Was den Pfarrer am Missionsgedanken faszinierte, kann anhand seiner 1882 veröffentlichten Schrift «Der Evangelischen Heidenmission Recht, Pflicht und Erfolg» erläutert werden: Schnyder teilte mit dem Sprachforscher Max Müller die Religionen in missionierende und nicht missionierende ein. Die nicht missionierenden Religionen, so Schnyder weiter, erstarrten zu Mumien, während die missionierenden Religionen lebendig seien.
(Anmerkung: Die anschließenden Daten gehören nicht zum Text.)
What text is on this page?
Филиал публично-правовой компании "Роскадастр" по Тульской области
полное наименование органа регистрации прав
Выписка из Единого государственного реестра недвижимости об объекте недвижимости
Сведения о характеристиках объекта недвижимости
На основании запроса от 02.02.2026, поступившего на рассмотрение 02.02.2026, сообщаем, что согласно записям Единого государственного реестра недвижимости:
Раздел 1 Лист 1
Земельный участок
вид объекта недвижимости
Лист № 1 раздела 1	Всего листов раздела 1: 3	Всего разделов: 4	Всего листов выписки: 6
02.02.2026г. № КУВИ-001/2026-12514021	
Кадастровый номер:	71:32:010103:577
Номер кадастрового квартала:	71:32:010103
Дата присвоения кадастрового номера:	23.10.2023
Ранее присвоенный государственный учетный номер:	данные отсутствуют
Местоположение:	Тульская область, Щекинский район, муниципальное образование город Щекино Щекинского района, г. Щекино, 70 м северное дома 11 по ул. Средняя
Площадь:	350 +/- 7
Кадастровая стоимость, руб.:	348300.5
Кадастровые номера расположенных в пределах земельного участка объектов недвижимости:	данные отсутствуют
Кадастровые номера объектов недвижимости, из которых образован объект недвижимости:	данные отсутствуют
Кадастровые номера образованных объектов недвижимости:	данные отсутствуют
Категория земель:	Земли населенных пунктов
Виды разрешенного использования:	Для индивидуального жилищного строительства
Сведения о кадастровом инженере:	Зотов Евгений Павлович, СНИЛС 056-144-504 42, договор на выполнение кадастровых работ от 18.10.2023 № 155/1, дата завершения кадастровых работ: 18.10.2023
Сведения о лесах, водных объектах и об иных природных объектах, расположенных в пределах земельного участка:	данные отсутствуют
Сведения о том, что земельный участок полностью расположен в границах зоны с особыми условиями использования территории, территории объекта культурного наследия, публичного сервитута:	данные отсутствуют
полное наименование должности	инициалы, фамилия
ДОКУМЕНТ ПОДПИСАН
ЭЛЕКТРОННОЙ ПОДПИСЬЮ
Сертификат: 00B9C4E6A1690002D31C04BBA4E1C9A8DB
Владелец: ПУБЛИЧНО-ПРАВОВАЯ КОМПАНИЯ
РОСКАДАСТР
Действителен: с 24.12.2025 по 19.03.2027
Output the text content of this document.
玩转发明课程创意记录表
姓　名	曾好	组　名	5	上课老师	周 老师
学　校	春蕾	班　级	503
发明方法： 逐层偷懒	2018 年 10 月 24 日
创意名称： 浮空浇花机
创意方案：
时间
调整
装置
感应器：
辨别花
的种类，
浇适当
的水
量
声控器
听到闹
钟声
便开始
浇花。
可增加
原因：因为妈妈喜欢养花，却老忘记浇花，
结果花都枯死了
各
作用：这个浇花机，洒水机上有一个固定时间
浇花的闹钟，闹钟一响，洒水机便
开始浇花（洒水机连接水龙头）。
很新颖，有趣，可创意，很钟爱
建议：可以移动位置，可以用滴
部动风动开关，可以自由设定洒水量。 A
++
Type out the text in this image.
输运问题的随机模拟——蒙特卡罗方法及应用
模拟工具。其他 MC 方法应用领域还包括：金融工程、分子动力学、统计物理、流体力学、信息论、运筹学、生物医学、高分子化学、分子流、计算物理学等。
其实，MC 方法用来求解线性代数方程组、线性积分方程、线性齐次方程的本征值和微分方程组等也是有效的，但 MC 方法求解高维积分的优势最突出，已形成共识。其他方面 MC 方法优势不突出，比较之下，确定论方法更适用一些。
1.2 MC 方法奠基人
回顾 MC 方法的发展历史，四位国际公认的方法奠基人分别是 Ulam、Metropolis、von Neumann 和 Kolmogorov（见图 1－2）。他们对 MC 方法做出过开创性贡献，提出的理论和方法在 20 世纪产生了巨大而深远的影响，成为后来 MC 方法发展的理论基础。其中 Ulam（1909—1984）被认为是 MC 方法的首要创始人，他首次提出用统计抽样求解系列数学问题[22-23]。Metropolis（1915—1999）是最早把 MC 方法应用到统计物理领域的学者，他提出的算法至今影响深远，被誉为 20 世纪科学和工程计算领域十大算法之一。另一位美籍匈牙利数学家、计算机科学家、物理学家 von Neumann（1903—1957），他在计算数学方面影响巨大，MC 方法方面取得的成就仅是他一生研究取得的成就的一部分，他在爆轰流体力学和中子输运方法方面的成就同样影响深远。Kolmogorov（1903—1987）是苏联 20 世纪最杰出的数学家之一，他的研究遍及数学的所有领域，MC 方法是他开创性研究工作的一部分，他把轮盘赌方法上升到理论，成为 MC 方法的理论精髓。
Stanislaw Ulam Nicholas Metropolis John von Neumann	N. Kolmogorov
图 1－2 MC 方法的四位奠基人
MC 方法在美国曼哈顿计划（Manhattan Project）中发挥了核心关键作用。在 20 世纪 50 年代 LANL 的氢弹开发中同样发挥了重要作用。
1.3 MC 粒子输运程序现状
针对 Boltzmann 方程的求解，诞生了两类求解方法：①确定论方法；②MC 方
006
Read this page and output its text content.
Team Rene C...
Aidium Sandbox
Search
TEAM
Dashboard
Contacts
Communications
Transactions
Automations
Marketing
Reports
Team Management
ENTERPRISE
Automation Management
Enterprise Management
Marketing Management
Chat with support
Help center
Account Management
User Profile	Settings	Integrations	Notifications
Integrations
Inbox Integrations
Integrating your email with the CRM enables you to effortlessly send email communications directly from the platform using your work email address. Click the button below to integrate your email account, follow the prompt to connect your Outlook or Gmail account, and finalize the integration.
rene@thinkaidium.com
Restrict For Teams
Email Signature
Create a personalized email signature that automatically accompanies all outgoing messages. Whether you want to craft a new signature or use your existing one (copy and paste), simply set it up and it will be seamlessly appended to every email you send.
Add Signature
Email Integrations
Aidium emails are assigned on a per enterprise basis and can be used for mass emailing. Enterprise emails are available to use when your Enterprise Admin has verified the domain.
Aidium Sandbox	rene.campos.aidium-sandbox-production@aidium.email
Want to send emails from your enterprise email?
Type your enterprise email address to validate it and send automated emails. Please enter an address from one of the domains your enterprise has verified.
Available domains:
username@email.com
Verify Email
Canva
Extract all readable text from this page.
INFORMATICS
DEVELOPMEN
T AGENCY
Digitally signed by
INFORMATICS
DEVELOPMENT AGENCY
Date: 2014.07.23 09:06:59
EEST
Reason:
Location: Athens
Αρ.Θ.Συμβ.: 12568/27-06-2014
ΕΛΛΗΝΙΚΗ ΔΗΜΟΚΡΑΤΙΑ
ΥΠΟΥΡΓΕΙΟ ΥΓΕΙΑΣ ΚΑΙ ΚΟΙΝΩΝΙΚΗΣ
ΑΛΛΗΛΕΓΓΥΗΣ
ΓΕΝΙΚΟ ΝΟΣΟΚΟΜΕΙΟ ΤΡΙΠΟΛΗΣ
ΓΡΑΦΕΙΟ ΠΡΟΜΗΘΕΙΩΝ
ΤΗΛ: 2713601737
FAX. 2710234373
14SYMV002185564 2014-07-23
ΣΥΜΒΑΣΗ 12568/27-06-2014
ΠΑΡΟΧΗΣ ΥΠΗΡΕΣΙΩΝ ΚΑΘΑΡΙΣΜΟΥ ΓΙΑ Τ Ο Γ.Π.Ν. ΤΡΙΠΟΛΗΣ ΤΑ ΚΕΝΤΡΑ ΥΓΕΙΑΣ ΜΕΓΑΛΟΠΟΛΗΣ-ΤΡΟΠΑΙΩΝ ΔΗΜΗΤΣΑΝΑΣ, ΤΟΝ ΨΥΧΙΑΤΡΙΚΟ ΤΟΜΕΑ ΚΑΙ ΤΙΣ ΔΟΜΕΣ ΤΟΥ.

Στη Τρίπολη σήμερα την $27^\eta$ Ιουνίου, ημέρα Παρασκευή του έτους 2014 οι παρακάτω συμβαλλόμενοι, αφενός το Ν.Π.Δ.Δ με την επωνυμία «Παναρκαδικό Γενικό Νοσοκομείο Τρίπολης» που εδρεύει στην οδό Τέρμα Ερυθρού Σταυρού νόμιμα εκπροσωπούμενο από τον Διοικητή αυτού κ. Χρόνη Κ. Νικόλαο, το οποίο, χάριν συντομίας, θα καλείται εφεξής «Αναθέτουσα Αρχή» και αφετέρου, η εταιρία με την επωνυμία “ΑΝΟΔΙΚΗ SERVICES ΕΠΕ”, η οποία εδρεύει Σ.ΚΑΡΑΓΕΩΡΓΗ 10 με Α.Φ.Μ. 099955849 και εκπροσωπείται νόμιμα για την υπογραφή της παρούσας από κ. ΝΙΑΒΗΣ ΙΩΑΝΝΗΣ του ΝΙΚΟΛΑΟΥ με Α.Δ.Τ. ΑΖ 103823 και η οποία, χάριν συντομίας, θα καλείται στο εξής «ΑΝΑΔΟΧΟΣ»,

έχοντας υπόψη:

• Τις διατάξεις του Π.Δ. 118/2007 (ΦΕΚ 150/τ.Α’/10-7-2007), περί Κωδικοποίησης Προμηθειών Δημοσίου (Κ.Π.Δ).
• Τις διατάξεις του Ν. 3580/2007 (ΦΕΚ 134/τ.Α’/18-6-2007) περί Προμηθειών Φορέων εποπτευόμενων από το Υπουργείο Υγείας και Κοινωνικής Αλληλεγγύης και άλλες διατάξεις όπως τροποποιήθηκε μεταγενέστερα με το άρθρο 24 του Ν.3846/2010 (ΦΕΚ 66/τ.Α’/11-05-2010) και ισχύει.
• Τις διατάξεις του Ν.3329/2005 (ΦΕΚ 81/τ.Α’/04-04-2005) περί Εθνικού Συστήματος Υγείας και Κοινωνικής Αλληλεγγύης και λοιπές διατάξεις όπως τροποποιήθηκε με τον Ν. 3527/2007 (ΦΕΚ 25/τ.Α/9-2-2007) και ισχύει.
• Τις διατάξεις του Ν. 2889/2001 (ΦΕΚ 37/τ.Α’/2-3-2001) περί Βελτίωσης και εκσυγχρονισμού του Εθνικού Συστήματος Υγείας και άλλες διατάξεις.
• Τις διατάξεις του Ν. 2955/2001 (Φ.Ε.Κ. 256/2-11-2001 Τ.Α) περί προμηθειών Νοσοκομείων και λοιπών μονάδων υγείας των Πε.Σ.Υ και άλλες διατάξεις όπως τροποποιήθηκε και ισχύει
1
Müllers wie Schnyders Überzeugung war es, dass das Christentum im höchsten Mass missionierend sein müsse, da es die Offenbarungsreligion des lebendigen Gottes sei.76 Der Auftrag, die Botschaft Gottes an alle weiterzugeben, wurde dementsprechend nicht nur als ein Werk der Barmherzigkeit gegenüber der Heidenwelt angesehen,77 sondern auch als «eine Pflicht der Selbsterhaltung für die alte Christenheit».78 Die Mission – so die Erklärung – erneuere den eigenen Glauben, indem sie ihn ausbreite und verkünde. Dass es bei dieser Ausbreitung nicht nur um Glauben ging, sondern auch um territoriale Ansprüche der expandierenden Wirtschaftsmächte Europas, wird aus dem durchaus pragmatischen Fortschrittsdenken des Missionsfreundes schnell deutlich: Die Mission helfe nämlich dem rasenden Fortschritt, neue Gebiete erschlössen sich dem Weltverkehr und dem Handel, denn die Mission erziehe die Heiden zur Arbeit und zum Pflichtgefühl.79 Diese Argumentation macht sichtbar, dass 1882 der wirtschaftliche Faktor der Mission durchaus in Betracht gezogen wurde und als Argument gegen das den «engen Pietisten» anhaftende altertümelnde Bild verwendet wurde.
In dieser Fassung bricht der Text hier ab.